There also needs to be a focus on underserved communities when it comes to gaining trust, said co-panelist Dr. Vindell Washington, chief clinical officer for care and director of health equity center of excellence at Verily.

“I don’t think you get a chance to step up to the plate to even begin the services if you don’t have a better strategy for developing trust, if you don’t raise trust in communities that are often underserved,” he said.

He added that communication silos like social media need to be taken advantage of.

“These silos that … traditional healthcare service delivery has ignored are likely to be the same areas that we need to figure out ways to effectively penetrate to deliver strong and good messaging to communities,” he said. 

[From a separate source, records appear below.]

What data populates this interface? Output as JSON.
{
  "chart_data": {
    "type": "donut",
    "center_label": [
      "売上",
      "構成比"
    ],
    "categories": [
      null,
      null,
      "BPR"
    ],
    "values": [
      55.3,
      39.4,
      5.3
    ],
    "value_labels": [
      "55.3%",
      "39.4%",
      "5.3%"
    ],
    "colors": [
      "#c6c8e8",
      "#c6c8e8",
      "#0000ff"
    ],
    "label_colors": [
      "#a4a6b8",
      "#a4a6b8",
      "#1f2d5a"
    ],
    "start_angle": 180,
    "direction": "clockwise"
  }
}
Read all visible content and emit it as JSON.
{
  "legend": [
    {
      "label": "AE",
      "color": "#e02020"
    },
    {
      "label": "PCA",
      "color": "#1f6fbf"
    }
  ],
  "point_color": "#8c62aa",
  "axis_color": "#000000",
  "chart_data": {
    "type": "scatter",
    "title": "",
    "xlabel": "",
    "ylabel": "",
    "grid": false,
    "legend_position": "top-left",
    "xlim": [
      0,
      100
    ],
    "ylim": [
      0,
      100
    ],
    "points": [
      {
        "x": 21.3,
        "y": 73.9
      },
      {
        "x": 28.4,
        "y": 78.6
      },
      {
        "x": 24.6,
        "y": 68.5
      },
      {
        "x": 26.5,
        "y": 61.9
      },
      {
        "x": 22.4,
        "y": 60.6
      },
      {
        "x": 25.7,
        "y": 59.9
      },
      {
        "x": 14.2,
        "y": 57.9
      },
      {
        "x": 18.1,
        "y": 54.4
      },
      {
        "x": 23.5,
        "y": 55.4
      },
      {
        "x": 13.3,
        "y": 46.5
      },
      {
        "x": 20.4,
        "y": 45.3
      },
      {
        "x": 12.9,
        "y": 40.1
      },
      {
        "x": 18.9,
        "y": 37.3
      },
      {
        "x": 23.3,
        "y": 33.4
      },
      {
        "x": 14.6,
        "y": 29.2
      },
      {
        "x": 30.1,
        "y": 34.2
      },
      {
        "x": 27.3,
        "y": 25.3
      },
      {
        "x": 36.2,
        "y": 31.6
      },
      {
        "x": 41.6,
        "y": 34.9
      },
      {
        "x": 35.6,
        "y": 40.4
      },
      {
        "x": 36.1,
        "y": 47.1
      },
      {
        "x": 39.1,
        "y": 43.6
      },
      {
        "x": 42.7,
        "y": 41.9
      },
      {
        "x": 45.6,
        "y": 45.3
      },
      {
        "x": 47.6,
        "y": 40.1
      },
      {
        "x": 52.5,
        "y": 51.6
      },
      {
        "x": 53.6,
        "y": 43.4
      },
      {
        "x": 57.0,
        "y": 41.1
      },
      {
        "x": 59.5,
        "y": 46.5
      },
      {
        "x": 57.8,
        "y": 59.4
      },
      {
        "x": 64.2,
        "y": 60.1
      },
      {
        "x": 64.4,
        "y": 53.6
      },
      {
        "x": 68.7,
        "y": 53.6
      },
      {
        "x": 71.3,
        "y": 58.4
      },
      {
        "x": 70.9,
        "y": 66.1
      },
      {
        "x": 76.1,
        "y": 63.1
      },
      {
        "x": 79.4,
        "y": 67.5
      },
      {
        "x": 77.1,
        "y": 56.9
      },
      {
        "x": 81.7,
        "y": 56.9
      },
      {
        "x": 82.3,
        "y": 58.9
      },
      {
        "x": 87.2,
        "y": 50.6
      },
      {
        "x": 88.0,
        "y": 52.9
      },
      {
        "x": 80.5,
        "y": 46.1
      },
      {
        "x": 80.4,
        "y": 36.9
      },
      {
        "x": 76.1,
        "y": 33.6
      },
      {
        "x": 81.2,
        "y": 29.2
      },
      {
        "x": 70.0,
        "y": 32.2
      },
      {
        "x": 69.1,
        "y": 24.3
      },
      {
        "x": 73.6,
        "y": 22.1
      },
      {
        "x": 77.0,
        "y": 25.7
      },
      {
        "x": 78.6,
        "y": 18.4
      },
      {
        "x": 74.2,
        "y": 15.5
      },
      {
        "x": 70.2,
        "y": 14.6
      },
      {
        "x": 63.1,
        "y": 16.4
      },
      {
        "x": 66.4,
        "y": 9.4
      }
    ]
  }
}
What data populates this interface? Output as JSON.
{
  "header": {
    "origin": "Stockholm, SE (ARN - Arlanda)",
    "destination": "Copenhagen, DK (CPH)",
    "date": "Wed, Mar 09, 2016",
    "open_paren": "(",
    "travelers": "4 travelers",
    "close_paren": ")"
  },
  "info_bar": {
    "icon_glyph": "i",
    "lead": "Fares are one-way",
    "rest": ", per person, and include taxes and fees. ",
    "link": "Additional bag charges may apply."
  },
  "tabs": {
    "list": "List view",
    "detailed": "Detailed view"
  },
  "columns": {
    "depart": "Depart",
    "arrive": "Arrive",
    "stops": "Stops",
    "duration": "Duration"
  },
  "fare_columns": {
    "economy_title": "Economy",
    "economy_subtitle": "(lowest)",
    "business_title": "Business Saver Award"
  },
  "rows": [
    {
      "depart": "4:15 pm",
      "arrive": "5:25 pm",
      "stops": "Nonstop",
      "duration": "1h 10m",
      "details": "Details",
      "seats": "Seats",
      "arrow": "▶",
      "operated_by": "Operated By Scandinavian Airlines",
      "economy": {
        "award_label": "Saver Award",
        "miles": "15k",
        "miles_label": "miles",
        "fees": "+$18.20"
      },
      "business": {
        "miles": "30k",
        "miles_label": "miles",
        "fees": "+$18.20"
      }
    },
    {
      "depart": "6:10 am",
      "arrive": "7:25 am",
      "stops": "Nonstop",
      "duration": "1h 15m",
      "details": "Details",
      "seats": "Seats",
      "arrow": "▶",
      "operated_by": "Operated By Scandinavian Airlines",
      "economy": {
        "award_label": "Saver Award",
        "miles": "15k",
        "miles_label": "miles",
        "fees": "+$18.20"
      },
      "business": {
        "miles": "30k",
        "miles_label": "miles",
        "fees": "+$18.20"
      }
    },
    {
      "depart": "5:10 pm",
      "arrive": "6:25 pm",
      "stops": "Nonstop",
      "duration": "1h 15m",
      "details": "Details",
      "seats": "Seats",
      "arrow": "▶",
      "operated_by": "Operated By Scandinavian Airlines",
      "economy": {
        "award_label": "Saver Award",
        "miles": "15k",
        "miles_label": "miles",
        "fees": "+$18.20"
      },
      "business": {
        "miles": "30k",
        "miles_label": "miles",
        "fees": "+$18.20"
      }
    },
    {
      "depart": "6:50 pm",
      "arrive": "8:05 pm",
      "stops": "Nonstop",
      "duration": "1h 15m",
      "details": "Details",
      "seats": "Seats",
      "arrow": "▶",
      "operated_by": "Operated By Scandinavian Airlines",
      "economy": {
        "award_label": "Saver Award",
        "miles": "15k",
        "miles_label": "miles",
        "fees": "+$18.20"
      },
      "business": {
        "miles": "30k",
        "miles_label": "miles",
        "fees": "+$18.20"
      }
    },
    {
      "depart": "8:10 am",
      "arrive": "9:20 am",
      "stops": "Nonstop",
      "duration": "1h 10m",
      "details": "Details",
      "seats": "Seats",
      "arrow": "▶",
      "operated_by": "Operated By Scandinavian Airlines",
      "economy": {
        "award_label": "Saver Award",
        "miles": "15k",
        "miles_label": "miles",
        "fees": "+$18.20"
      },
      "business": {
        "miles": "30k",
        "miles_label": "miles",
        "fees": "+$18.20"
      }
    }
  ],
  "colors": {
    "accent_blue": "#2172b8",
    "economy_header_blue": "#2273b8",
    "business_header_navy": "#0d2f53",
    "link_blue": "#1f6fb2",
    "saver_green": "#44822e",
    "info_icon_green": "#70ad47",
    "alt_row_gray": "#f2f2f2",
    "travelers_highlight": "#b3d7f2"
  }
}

It’s also important to recognize the difference between misinformation and disinformation, said Dr. Jan Berger, CEO of Health Intelligence Partners and a co-panelist. Misinformation is the unintentional spread of the wrong information, while disinformation is the intentional spread of the wrong information. Both will require effective communication from healthcare leaders.

“The issue in my mind and a lot of what we saw during Covid — which was magnified but it didn’t just start with Covid — was the issue of the fact that it’s a chicken or an egg,” Berger said. “Is it the disinformation that causes distrust? Or is it societal and health and science lack of trust that causes disinformation? … If we start rebuilding trust and if we are very clear in open, transparent, easy-to-understand communication, that’s what we’re going to need to do to start to handle both misinformation and disinformation.”